The summation is the binomial expansion of \( \left(1 + \frac{1}{2}\right)^8 \).

\[ S_1 = \frac{9}{2} \left(1 + \frac{1}{2}\right)^8 = \frac{9}{2} \left(\frac{3}{2}\right)^8 = \frac{3^2}{2} \cdot \frac{3^8}{2^8} = \frac{3^{10}}{2^9} \]

We can rewrite this as:

\[ S_1 = 3 \cdot \frac{3^9}{2^9} = 3 \left(\frac{3}{2}\right)^9 \]

Step 3: Evaluate the second summation, \( S_2 \).

\[ S_2 = 3 \sum_{r=1}^{9} {^9C_r} \left(\frac{1}{2}\right)^r \]

The summation resembles the binomial expansion of \( \left(1 + \frac{1}{2}\right)^9 \), but it starts from \( r=1 \) instead of \( r=0 \).

We know that \( \sum_{r=0}^{9} {^9C_r} \left(\frac{1}{2}\right)^r = \left(1 + \frac{1}{2}\right)^9 = \left(\frac{3}{2}\right)^9 \).

So, we can write:

\[ \sum_{r=1}^{9} {^9C_r} \left(\frac{1}{2}\right)^r = \left( \sum_{r=0}^{9} {^9C_r} \left(\frac{1}{2}\right)^r \right) - {^9C_0} \left(\frac{1}{2}\right)^0 = \left(\frac{3}{2}\right)^9 - 1 \]

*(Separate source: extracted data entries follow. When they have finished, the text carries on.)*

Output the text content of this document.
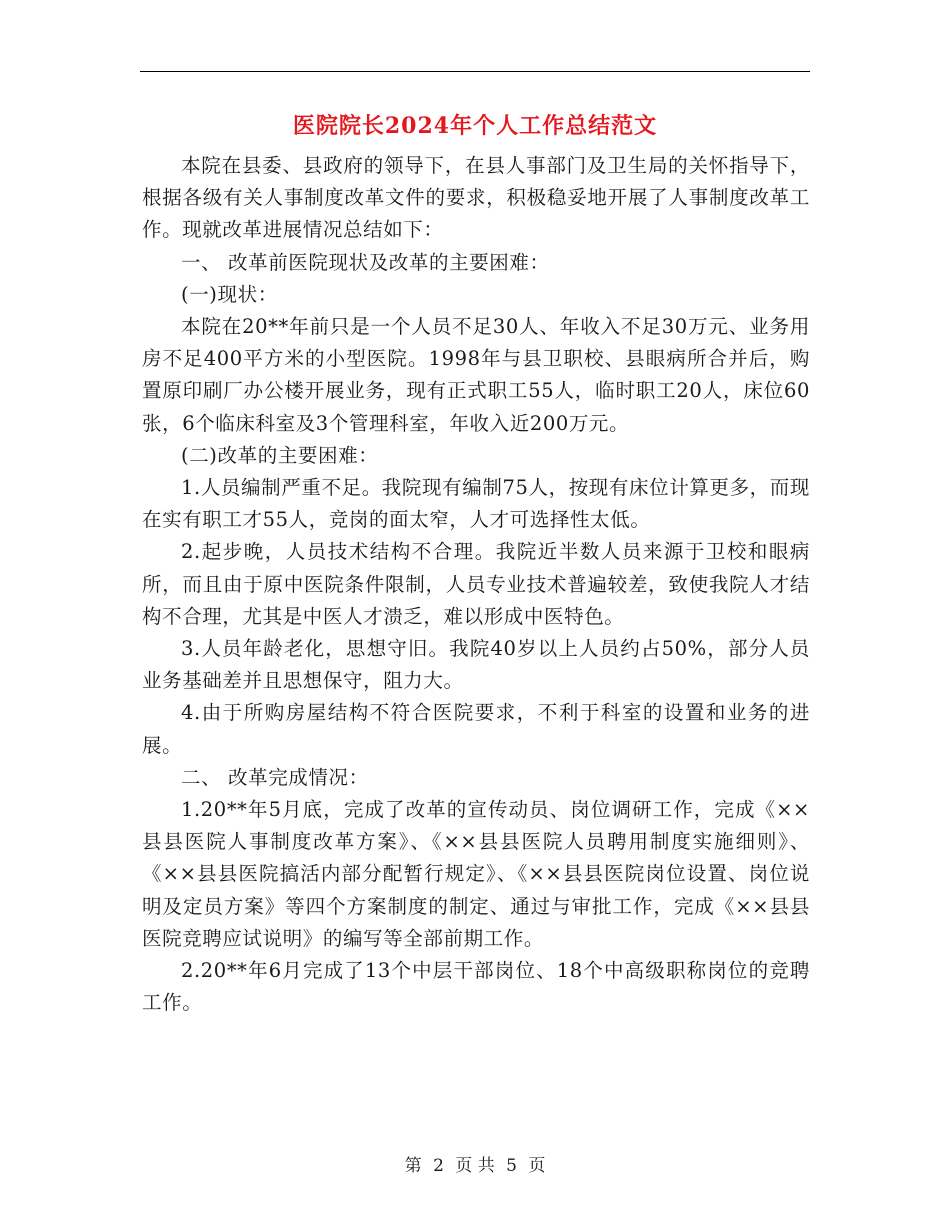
医院院长2024年个人工作总结范文

本院在县委、县政府的领导下，在县人事部门及卫生局的关怀指导下，根据各级有关人事制度改革文件的要求，积极稳妥地开展了人事制度改革工作。现就改革进展情况总结如下：

一、 改革前医院现状及改革的主要困难：

(一)现状：

本院在20**年前只是一个人员不足30人、年收入不足30万元、业务用房不足400平方米的小型医院。1998年与县卫职校、县眼病所合并后，购置原印刷厂办公楼开展业务，现有正式职工55人，临时职工20人，床位60张，6个临床科室及3个管理科室，年收入近200万元。

(二)改革的主要困难：

1.人员编制严重不足。我院现有编制75人，按现有床位计算更多，而现在实有职工才55人，竞岗的面太窄，人才可选择性太低。

2.起步晚，人员技术结构不合理。我院近半数人员来源于卫校和眼病所，而且由于原中医院条件限制，人员专业技术普遍较差，致使我院人才结构不合理，尤其是中医人才溃乏，难以形成中医特色。

3.人员年龄老化，思想守旧。我院40岁以上人员约占50%，部分人员业务基础差并且思想保守，阻力大。

4.由于所购房屋结构不符合医院要求，不利于科室的设置和业务的进展。

二、 改革完成情况：

1.20**年5月底，完成了改革的宣传动员、岗位调研工作，完成《××县县医院人事制度改革方案》、《××县县医院人员聘用制度实施细则》、《××县县医院搞活内部分配暂行规定》、《××县县医院岗位设置、岗位说明及定员方案》等四个方案制度的制定、通过与审批工作，完成《××县县医院竞聘应试说明》的编写等全部前期工作。

2.20**年6月完成了13个中层干部岗位、18个中高级职称岗位的竞聘工作。

第 2 页 共 5 页
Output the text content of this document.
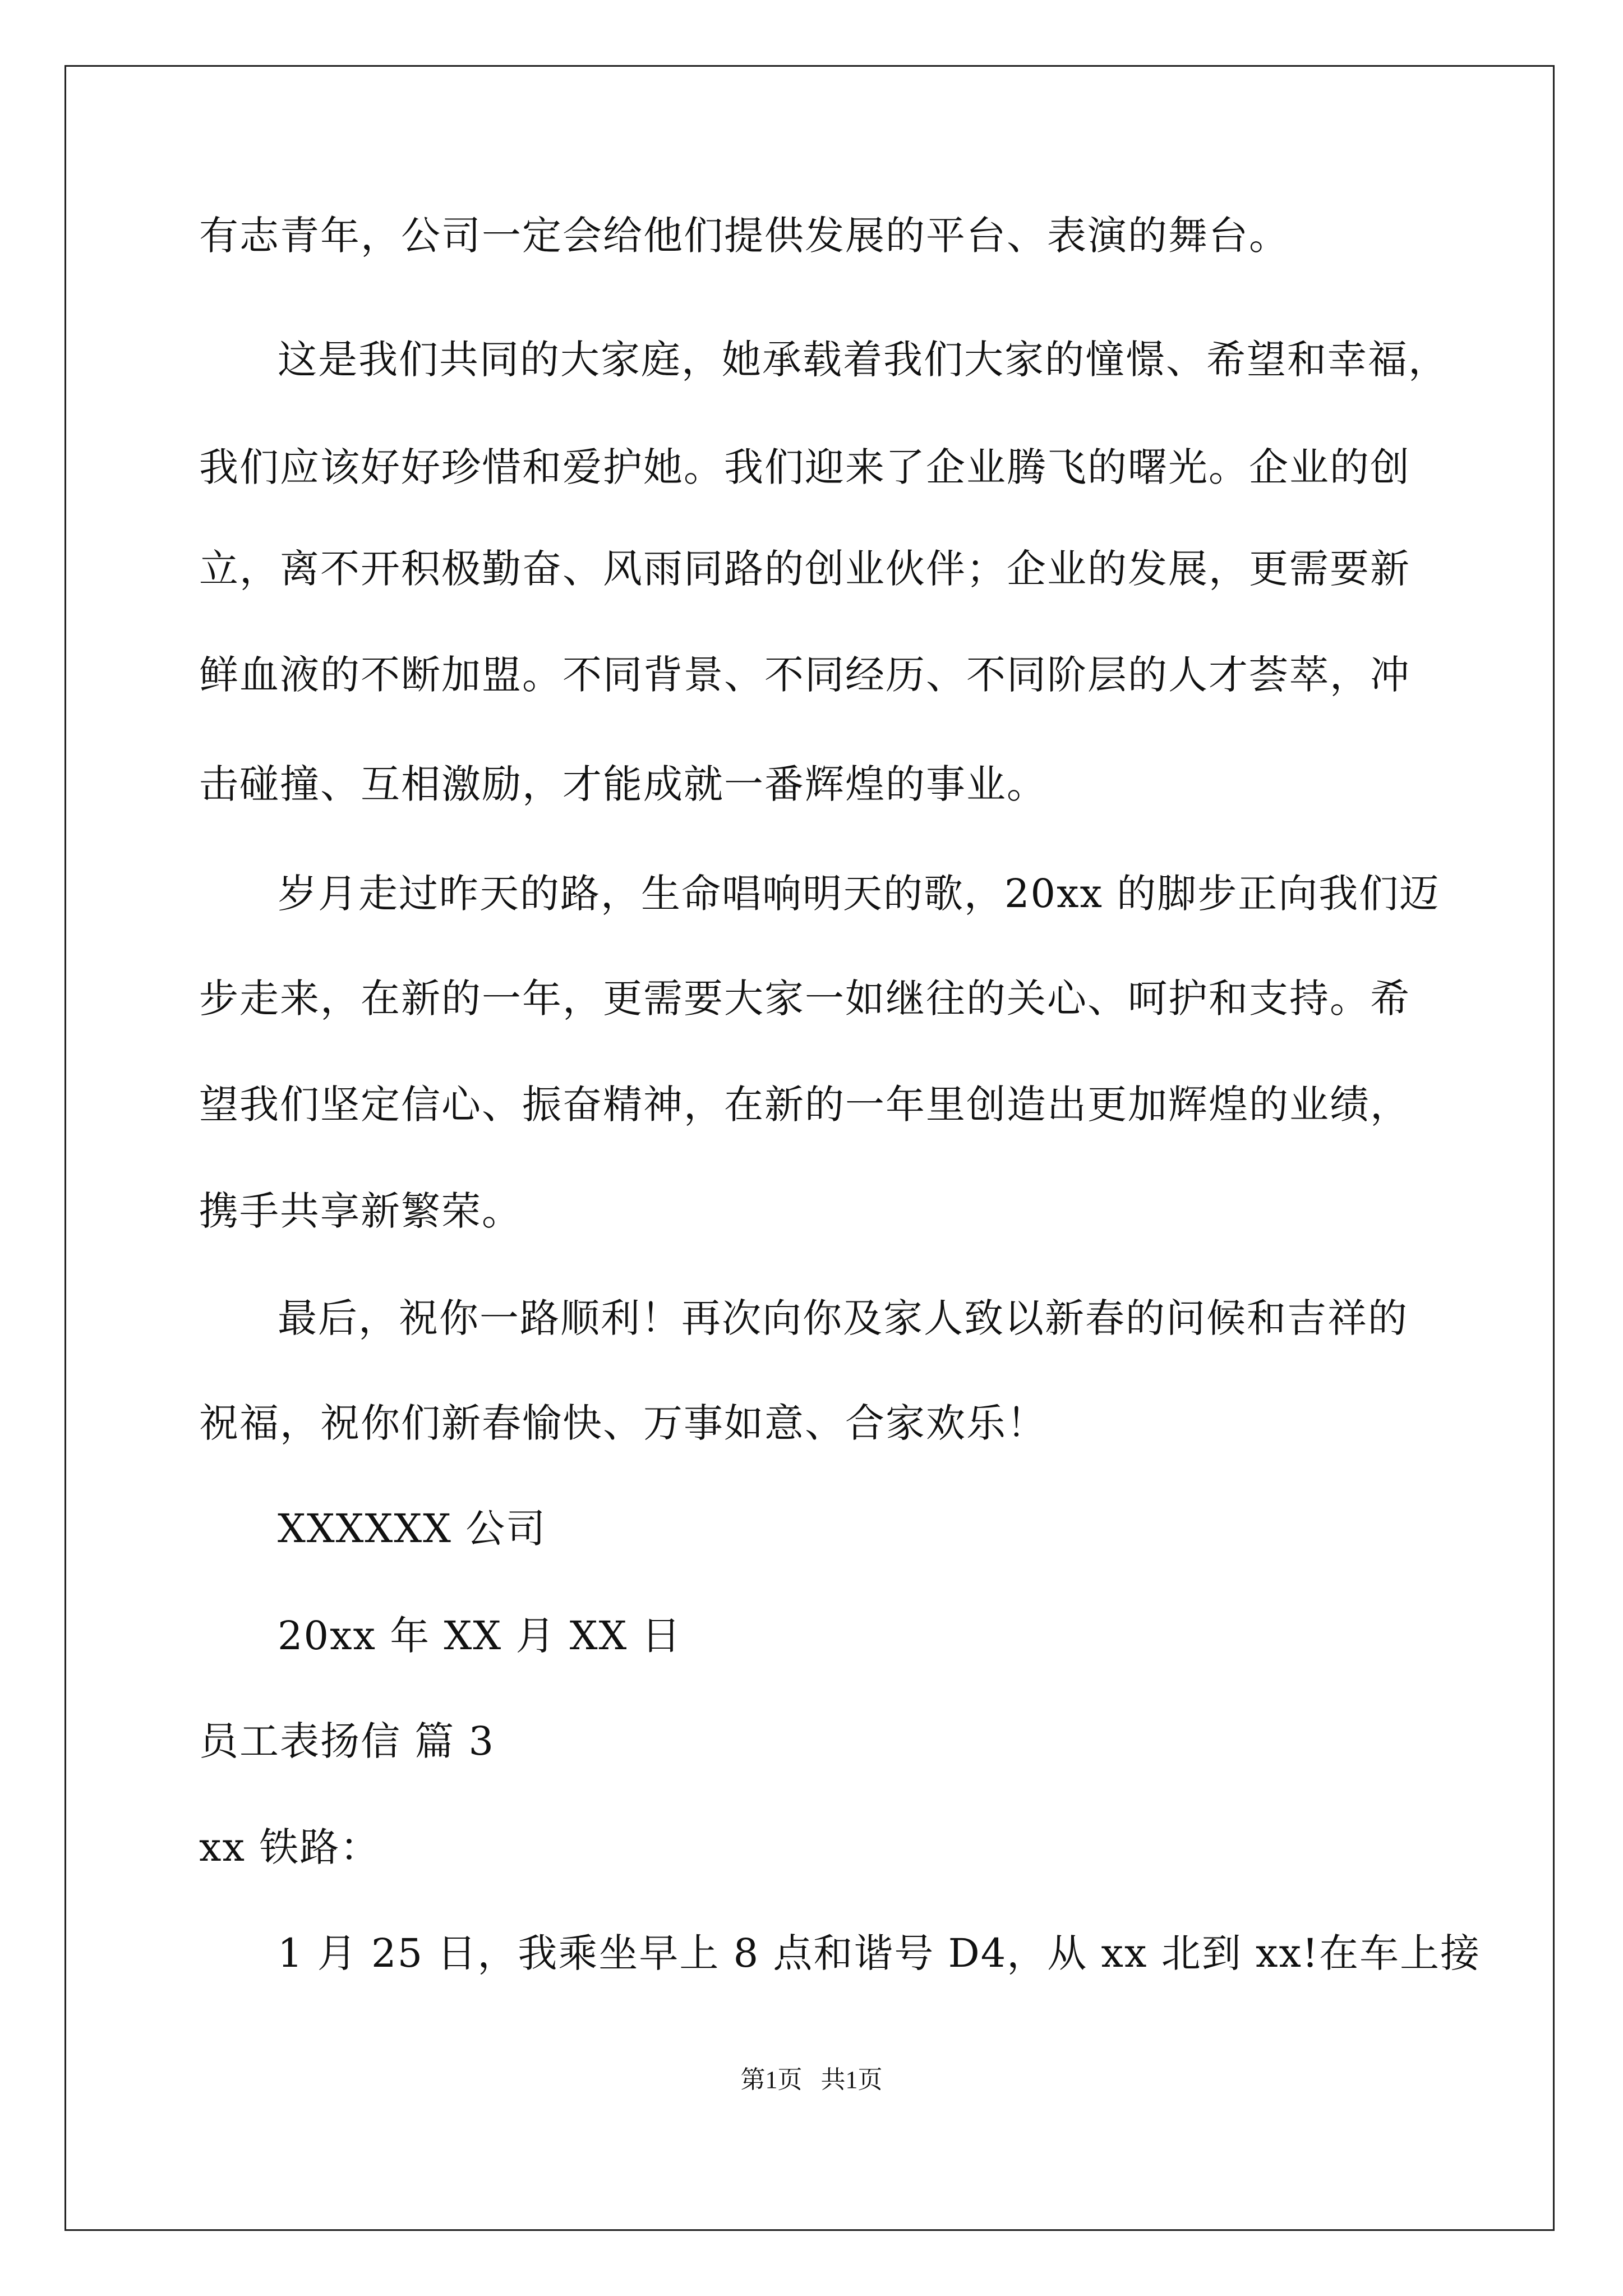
有志青年，公司一定会给他们提供发展的平台、表演的舞台。
这是我们共同的大家庭，她承载着我们大家的憧憬、希望和幸福，
我们应该好好珍惜和爱护她。我们迎来了企业腾飞的曙光。企业的创
立，离不开积极勤奋、风雨同路的创业伙伴；企业的发展，更需要新
鲜血液的不断加盟。不同背景、不同经历、不同阶层的人才荟萃，冲
击碰撞、互相激励，才能成就一番辉煌的事业。
岁月走过昨天的路，生命唱响明天的歌，20xx 的脚步正向我们迈
步走来，在新的一年，更需要大家一如继往的关心、呵护和支持。希
望我们坚定信心、振奋精神，在新的一年里创造出更加辉煌的业绩，
携手共享新繁荣。
最后，祝你一路顺利！再次向你及家人致以新春的问候和吉祥的
祝福，祝你们新春愉快、万事如意、合家欢乐！
XXXXXX 公司
20xx 年 XX 月 XX 日
员工表扬信 篇 3
xx 铁路：
1 月 25 日，我乘坐早上 8 点和谐号 D4，从 xx 北到 xx!在车上接
第1页   共1页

Substituting this back into the expression for \( S_2 \):

\[ S_2 = 3 \left[ \left(\frac{3}{2}\right)^9 - 1 \right] = 3 \left(\frac{3}{2}\right)^9 - 3 \]

Step 4: Combine \( S_1 \) and \( S_2 \) to find the total sum \( S \).

\[ S = S_1 + S_2 = 3 \left(\frac{3}{2}\right)^9 + \left( 3 \left(\frac{3}{2}\right)^9 - 3 \right) \] \[ S = 6 \left(\frac{3}{2}\right)^9 - 3 \]

Final Computation & Result:

We are given that the sum is equal to \( \alpha \left( \frac{3}{2} \right)^9 - \beta \).

Comparing our result with the given form:

\[ 6 \left(\frac{3}{2}\right)^9 - 3 = \alpha \left( \frac{3}{2} \right)^9 - \beta \]

We can see that \( \alpha = 6 \) and \( \beta = 3 \). Both are natural numbers, as required.

Now we need to find the value of \( (\alpha + \beta)^2 \).

\[ \alpha + \beta = 6 + 3 = 9 \] \[ (\alpha + \beta)^2 = 9^2 = 81 \]

The value of \( (\alpha + \beta)^2 \) is 81.